7. The PCR-based gene delivery carrier according to claim 1, wherein one or more active targeting moieties selected from the group consisting of antibodies, aptamers, and peptides are attached to the shell surface.

8. A method for preparing a PCR-based gene delivery carrier, the method comprising: mixing dried lipids in an organic solvent and evaporating the organic solvent to deposit a lipid film; hydrating and dispersing the lipid film in PCR solution containing template DNA and PCR components comprising polymerase, dNTPs and primers for amplification of the template DNA by PCR, to form multilamellar vesicles; stabilizing morphology of the multilamellar vesicles and repeating freezing and thawing of the multilamellar vesicles to break the multilamellar vesicles into large unilamellar vesicles; passing the large unilamellar vesicles through a filter to homogenize their size; and subjecting the homogenized large unilamellar vesicles to PCR.

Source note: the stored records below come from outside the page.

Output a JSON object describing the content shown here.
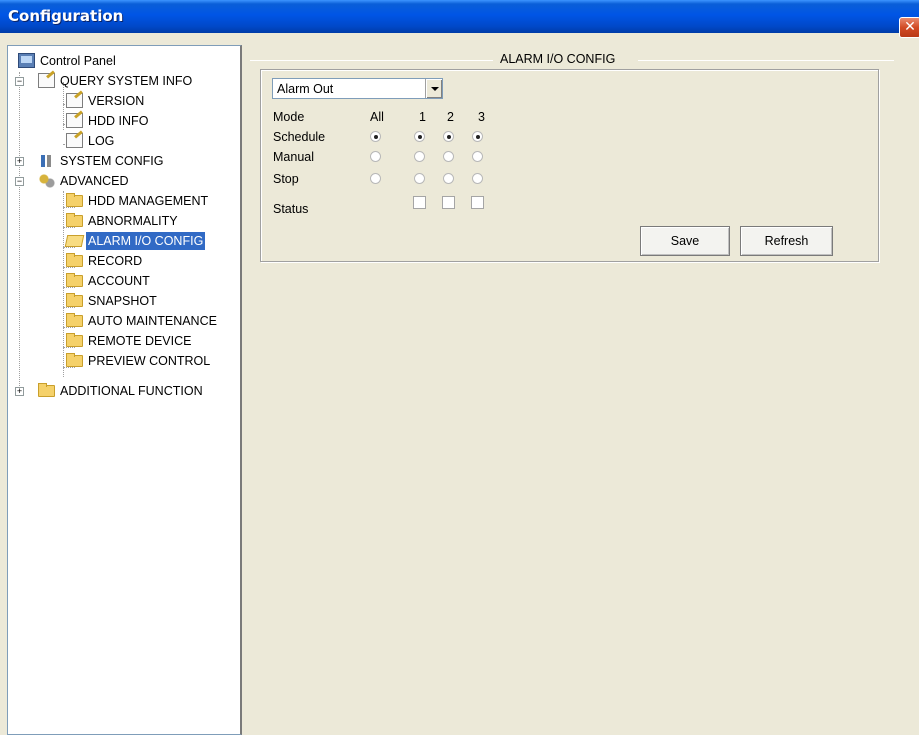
{
  "window": {
    "title": "Configuration",
    "close_glyph": "✕"
  },
  "tree": {
    "items": [
      {
        "label": "Control Panel",
        "icon": "monitor-icon"
      },
      {
        "label": "QUERY SYSTEM INFO",
        "icon": "note-icon",
        "expander": "−"
      },
      {
        "label": "VERSION",
        "icon": "note-icon"
      },
      {
        "label": "HDD INFO",
        "icon": "note-icon"
      },
      {
        "label": "LOG",
        "icon": "note-icon"
      },
      {
        "label": "SYSTEM CONFIG",
        "icon": "tools-icon",
        "expander": "+"
      },
      {
        "label": "ADVANCED",
        "icon": "gears-icon",
        "expander": "−"
      },
      {
        "label": "HDD MANAGEMENT",
        "icon": "folder-icon"
      },
      {
        "label": "ABNORMALITY",
        "icon": "folder-icon"
      },
      {
        "label": "ALARM I/O CONFIG",
        "icon": "folder-open-icon",
        "selected": true
      },
      {
        "label": "RECORD",
        "icon": "folder-icon"
      },
      {
        "label": "ACCOUNT",
        "icon": "folder-icon"
      },
      {
        "label": "SNAPSHOT",
        "icon": "folder-icon"
      },
      {
        "label": "AUTO MAINTENANCE",
        "icon": "folder-icon"
      },
      {
        "label": "REMOTE DEVICE",
        "icon": "folder-icon"
      },
      {
        "label": "PREVIEW CONTROL",
        "icon": "folder-icon"
      },
      {
        "label": "ADDITIONAL FUNCTION",
        "icon": "folder-icon",
        "expander": "+"
      }
    ]
  },
  "alarm_io": {
    "group_title": "ALARM I/O CONFIG",
    "type_select": {
      "value": "Alarm Out"
    },
    "columns": {
      "mode": "Mode",
      "all": "All",
      "c1": "1",
      "c2": "2",
      "c3": "3"
    },
    "rows": [
      {
        "label": "Schedule",
        "all": true,
        "c1": true,
        "c2": true,
        "c3": true
      },
      {
        "label": "Manual",
        "all": false,
        "c1": false,
        "c2": false,
        "c3": false
      },
      {
        "label": "Stop",
        "all": false,
        "c1": false,
        "c2": false,
        "c3": false
      }
    ],
    "status": {
      "label": "Status",
      "c1": false,
      "c2": false,
      "c3": false
    },
    "buttons": {
      "save": "Save",
      "refresh": "Refresh"
    }
  },
  "colors": {
    "title_bar": "#0055e5",
    "selection": "#316ac5",
    "face": "#ece9d8"
  }
}
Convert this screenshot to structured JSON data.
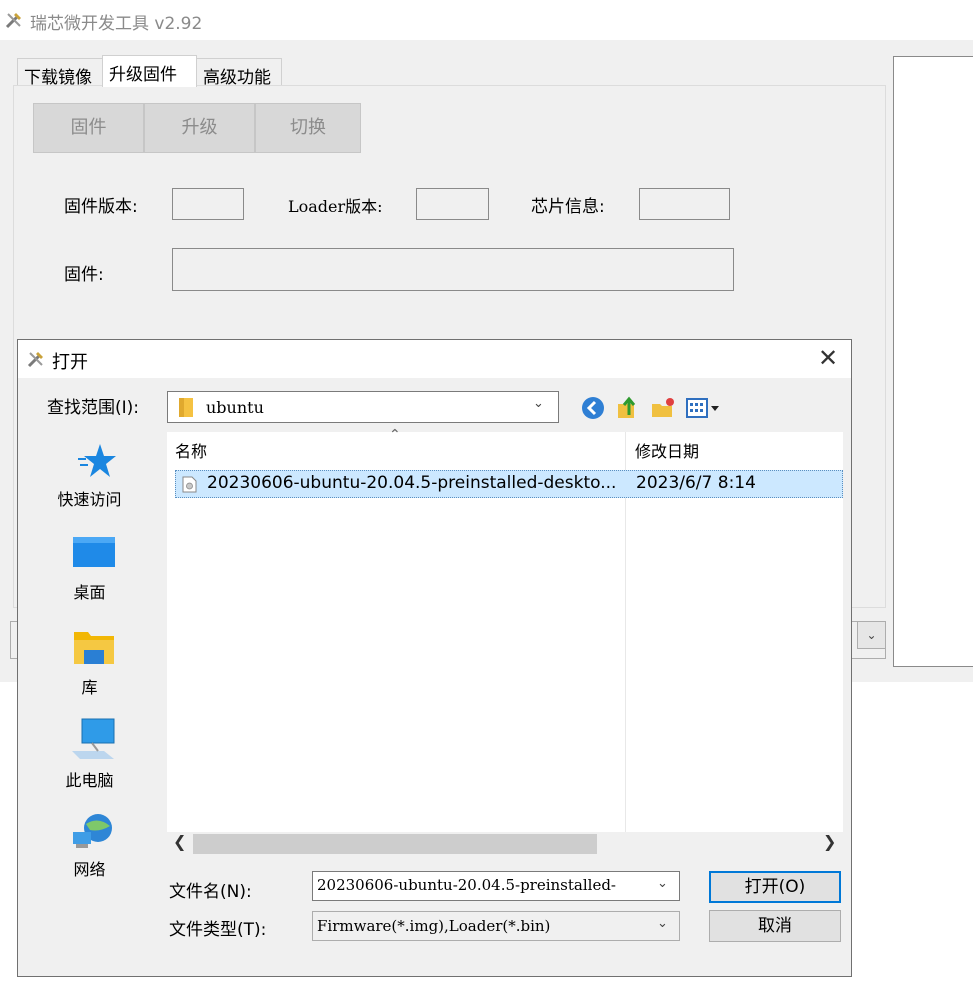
{
  "app": {
    "title": "瑞芯微开发工具 v2.92"
  },
  "tabs": [
    "下载镜像",
    "升级固件",
    "高级功能"
  ],
  "actions": {
    "firmware": "固件",
    "upgrade": "升级",
    "switch": "切换"
  },
  "info": {
    "fw_version_label": "固件版本:",
    "loader_version_label": "Loader版本:",
    "chip_info_label": "芯片信息:",
    "firmware_label": "固件:"
  },
  "dialog": {
    "title": "打开",
    "close": "✕",
    "look_in_label": "查找范围(I):",
    "look_in_value": "ubuntu",
    "places": [
      {
        "label": "快速访问",
        "icon": "star-icon"
      },
      {
        "label": "桌面",
        "icon": "desktop-icon"
      },
      {
        "label": "库",
        "icon": "library-icon"
      },
      {
        "label": "此电脑",
        "icon": "computer-icon"
      },
      {
        "label": "网络",
        "icon": "network-icon"
      }
    ],
    "columns": {
      "name": "名称",
      "date": "修改日期"
    },
    "files": [
      {
        "name": "20230606-ubuntu-20.04.5-preinstalled-deskto...",
        "date": "2023/6/7 8:14"
      }
    ],
    "file_name_label": "文件名(N):",
    "file_name_value": "20230606-ubuntu-20.04.5-preinstalled-",
    "file_type_label": "文件类型(T):",
    "file_type_value": "Firmware(*.img),Loader(*.bin)",
    "open_button": "打开(O)",
    "cancel_button": "取消"
  }
}
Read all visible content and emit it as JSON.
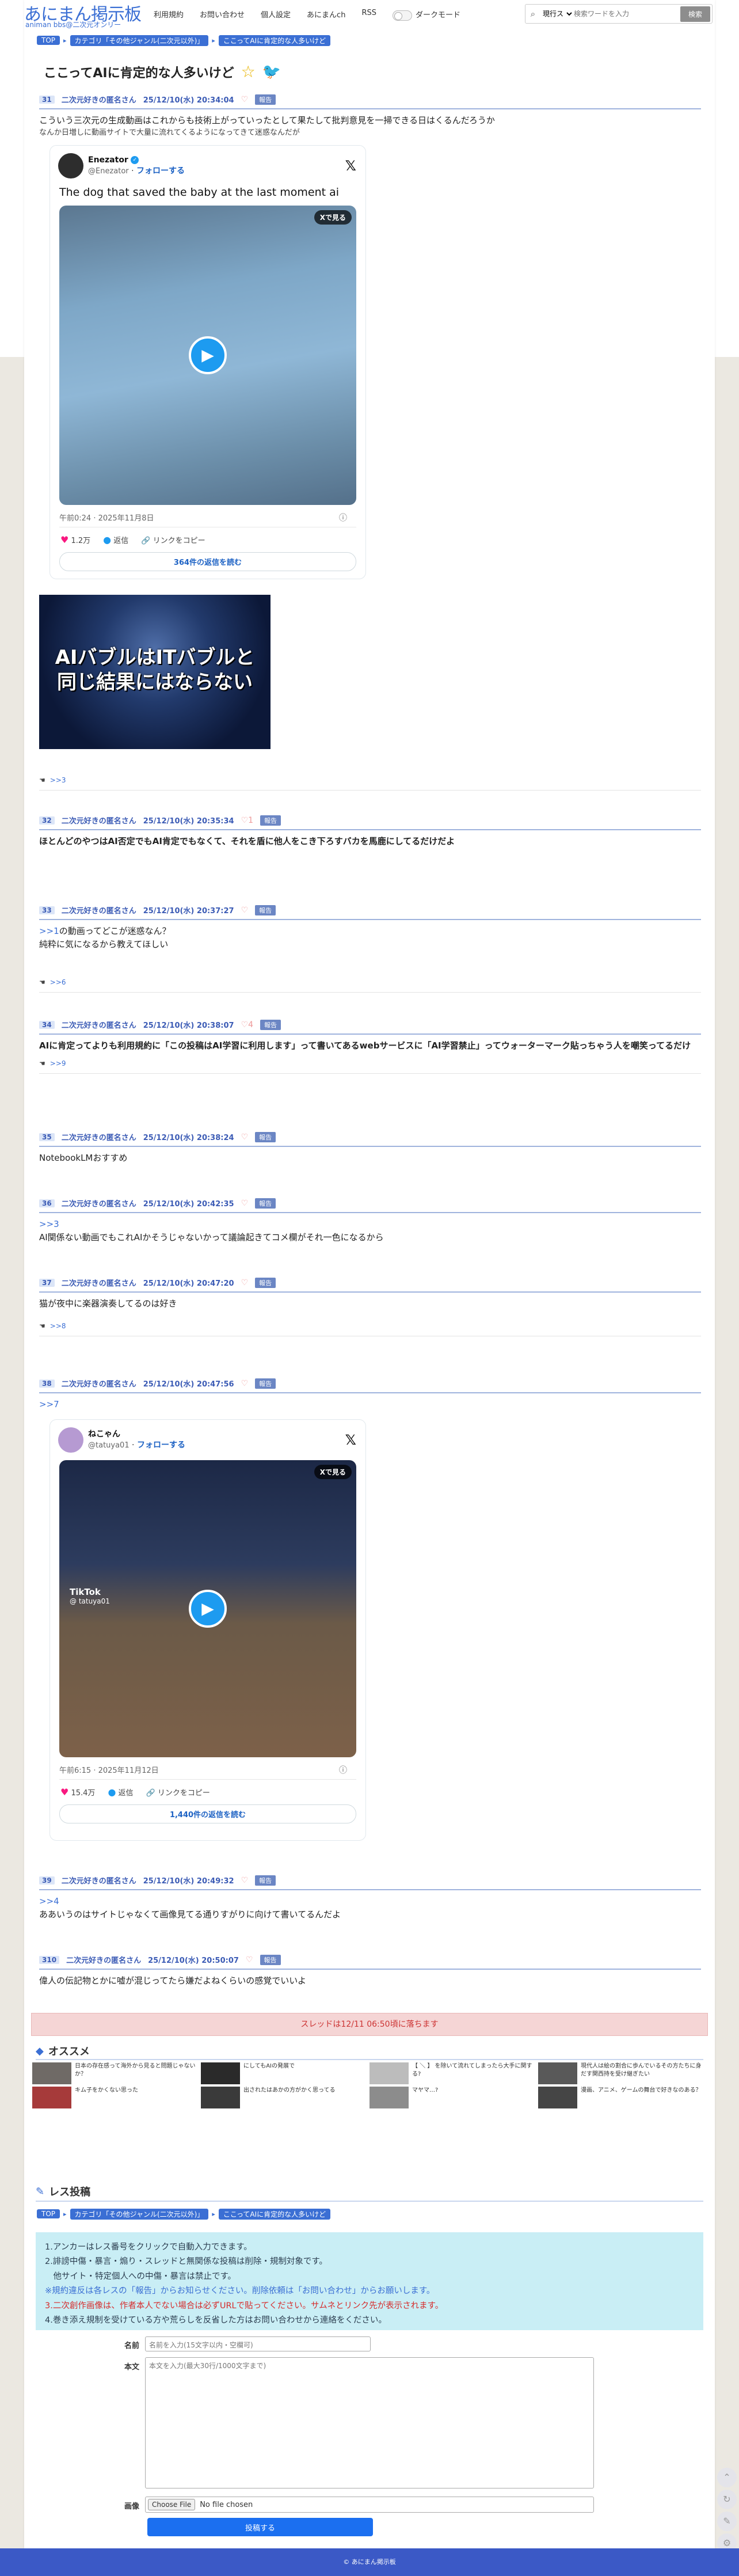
{
  "site": {
    "title": "あにまん掲示板",
    "subtitle": "animan bbs@二次元オンリー"
  },
  "nav": [
    {
      "label": "利用規約"
    },
    {
      "label": "お問い合わせ"
    },
    {
      "label": "個人設定"
    },
    {
      "label": "あにまんch"
    },
    {
      "label": "RSS"
    },
    {
      "label": "ダークモード"
    }
  ],
  "search": {
    "scope": "現行スレ",
    "placeholder": "検索ワードを入力",
    "button": "検索"
  },
  "breadcrumb": [
    "TOP",
    "カテゴリ「その他ジャンル(二次元以外)」",
    "ここってAIに肯定的な人多いけど"
  ],
  "thread": {
    "title": "ここってAIに肯定的な人多いけど"
  },
  "posts": [
    {
      "num": "31",
      "name": "二次元好きの匿名さん",
      "date": "25/12/10(水) 20:34:04",
      "likes": "",
      "report": "報告",
      "body": "こういう三次元の生成動画はこれからも技術上がっていったとして果たして批判意見を一掃できる日はくるんだろうか",
      "body2": "なんか日増しに動画サイトで大量に流れてくるようになってきて迷惑なんだが",
      "replies": ">>3"
    },
    {
      "num": "32",
      "name": "二次元好きの匿名さん",
      "date": "25/12/10(水) 20:35:34",
      "likes": "1",
      "report": "報告",
      "body": "ほとんどのやつはAI否定でもAI肯定でもなくて、それを盾に他人をこき下ろすバカを馬鹿にしてるだけだよ"
    },
    {
      "num": "33",
      "name": "二次元好きの匿名さん",
      "date": "25/12/10(水) 20:37:27",
      "likes": "",
      "report": "報告",
      "anchor": ">>1",
      "body": "の動画ってどこが迷惑なん？",
      "body2": "純粋に気になるから教えてほしい",
      "replies": ">>6"
    },
    {
      "num": "34",
      "name": "二次元好きの匿名さん",
      "date": "25/12/10(水) 20:38:07",
      "likes": "4",
      "report": "報告",
      "body": "AIに肯定ってよりも利用規約に「この投稿はAI学習に利用します」って書いてあるwebサービスに「AI学習禁止」ってウォーターマーク貼っちゃう人を嘲笑ってるだけ",
      "replies": ">>9"
    },
    {
      "num": "35",
      "name": "二次元好きの匿名さん",
      "date": "25/12/10(水) 20:38:24",
      "likes": "",
      "report": "報告",
      "body": "NotebookLMおすすめ"
    },
    {
      "num": "36",
      "name": "二次元好きの匿名さん",
      "date": "25/12/10(水) 20:42:35",
      "likes": "",
      "report": "報告",
      "anchor": ">>3",
      "body2": "AI関係ない動画でもこれAIかそうじゃないかって議論起きてコメ欄がそれ一色になるから"
    },
    {
      "num": "37",
      "name": "二次元好きの匿名さん",
      "date": "25/12/10(水) 20:47:20",
      "likes": "",
      "report": "報告",
      "body": "猫が夜中に楽器演奏してるのは好き",
      "replies": ">>8"
    },
    {
      "num": "38",
      "name": "二次元好きの匿名さん",
      "date": "25/12/10(水) 20:47:56",
      "likes": "",
      "report": "報告",
      "anchor": ">>7"
    },
    {
      "num": "39",
      "name": "二次元好きの匿名さん",
      "date": "25/12/10(水) 20:49:32",
      "likes": "",
      "report": "報告",
      "anchor": ">>4",
      "body2": "ああいうのはサイトじゃなくて画像見てる通りすがりに向けて書いてるんだよ"
    },
    {
      "num": "310",
      "name": "二次元好きの匿名さん",
      "date": "25/12/10(水) 20:50:07",
      "likes": "",
      "report": "報告",
      "body": "偉人の伝記物とかに嘘が混じってたら嫌だよねくらいの感覚でいいよ"
    }
  ],
  "embed1": {
    "name": "Enezator",
    "handle": "@Enezator",
    "follow": "フォローする",
    "x_logo": "𝕏",
    "text": "The dog that saved the baby at the last moment ai",
    "view_on_x": "Xで見る",
    "time": "午前0:24 · 2025年11月8日",
    "likes": "1.2万",
    "reply": "返信",
    "copy": "リンクをコピー",
    "more": "364件の返信を読む"
  },
  "embed2": {
    "name": "ねこゃん",
    "handle": "@tatuya01",
    "follow": "フォローする",
    "x_logo": "𝕏",
    "view_on_x": "Xで見る",
    "tiktok": "TikTok",
    "tiktok_user": "@ tatuya01",
    "time": "午前6:15 · 2025年11月12日",
    "likes": "15.4万",
    "reply": "返信",
    "copy": "リンクをコピー",
    "more": "1,440件の返信を読む"
  },
  "ai_image": {
    "caption_line1": "AIバブルはITバブルと",
    "caption_line2": "同じ結果にはならない"
  },
  "expire_notice": "スレッドは12/11 06:50頃に落ちます",
  "recommend": {
    "title": "オススメ",
    "items": [
      {
        "text": "日本の存在感って海外から見ると問題じゃないか？",
        "color": "#6f6a66"
      },
      {
        "text": "にしてもAIの発展で",
        "color": "#2a2a2a"
      },
      {
        "text": "【 ＼ 】 を除いて流れてしまったら大手に関する?",
        "color": "#bcbcbc"
      },
      {
        "text": "現代人は絵の割合に歩んでいるその方たちに身だす関西持を受け継ぎたい",
        "color": "#595959"
      },
      {
        "text": "キム子をかくない思った",
        "color": "#a63a3a"
      },
      {
        "text": "出されたはあかの方がかく思ってる",
        "color": "#3a3a3a"
      },
      {
        "text": "マヤマ…?",
        "color": "#8c8c8c"
      },
      {
        "text": "漫画、アニメ、ゲームの舞台で好きなのある？",
        "color": "#454545"
      }
    ]
  },
  "reply_form": {
    "title": "レス投稿",
    "rules": [
      "1.アンカーはレス番号をクリックで自動入力できます。",
      "2.誹謗中傷・暴言・煽り・スレッドと無関係な投稿は削除・規制対象です。",
      "　他サイト・特定個人への中傷・暴言は禁止です。",
      "※規約違反は各レスの「報告」からお知らせください。削除依頼は「お問い合わせ」からお願いします。",
      "3.二次創作画像は、作者本人でない場合は必ずURLで貼ってください。サムネとリンク先が表示されます。",
      "4.巻き添え規制を受けている方や荒らしを反省した方はお問い合わせから連絡をください。"
    ],
    "name_label": "名前",
    "name_placeholder": "名前を入力(15文字以内・空欄可)",
    "body_label": "本文",
    "body_placeholder": "本文を入力(最大30行/1000文字まで)",
    "image_label": "画像",
    "file_button": "Choose File",
    "file_status": "No file chosen",
    "submit": "投稿する"
  },
  "footer": {
    "text": "© あにまん掲示板"
  }
}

9. The method according to claim 8, wherein the dried lipids comprise a mixture of cholesterol, 1,2-dioleoyl-sn-glycero-3-phosphoethanolamine (DOPE), and 1,2-dipalmitoyl-sn-glycero-3-phosphocholine (DPPC).

10. The method according to claim 8, further comprising adding DNase after the homogenization.

11. The method according to claim 8, further comprising, after the homogenization, adding a fluorescent dye to be bound to DNA products amplified by the PCR.

12. The method according to claim 8, wherein 5 to 30 cycles of freezing and thawing are repeated.

13. The method according to claim 8, wherein the filter comprises pores having a diameter of 0.1 to 0.8 .mu.m.

14. The method according to claim 8, wherein the PCR comprises i) incubating at 90 to 100.degree. C. for 0.5 to 5 minutes, and ii) incubating at 90 to 100.degree. C. for 10 seconds to 3 minutes and incubating at 50 to 80.degree. C. for 10 seconds to 5 minutes, which are repeated 10 to 40 times.

15. The method according to claim 8, wherein the PCR comprises i) incubating at 90 to 100.degree. C. for 0.5 to 5 minutes, and ii) incubating at 90 to 100.degree. C. for 10 seconds to 3 minutes, incubating at 50 to 70.degree. C. for 10 seconds to 5 minutes, and incubating at 60 to 80.degree. C. for 10 seconds to 5 minutes, which are repeated 10 to 40 times.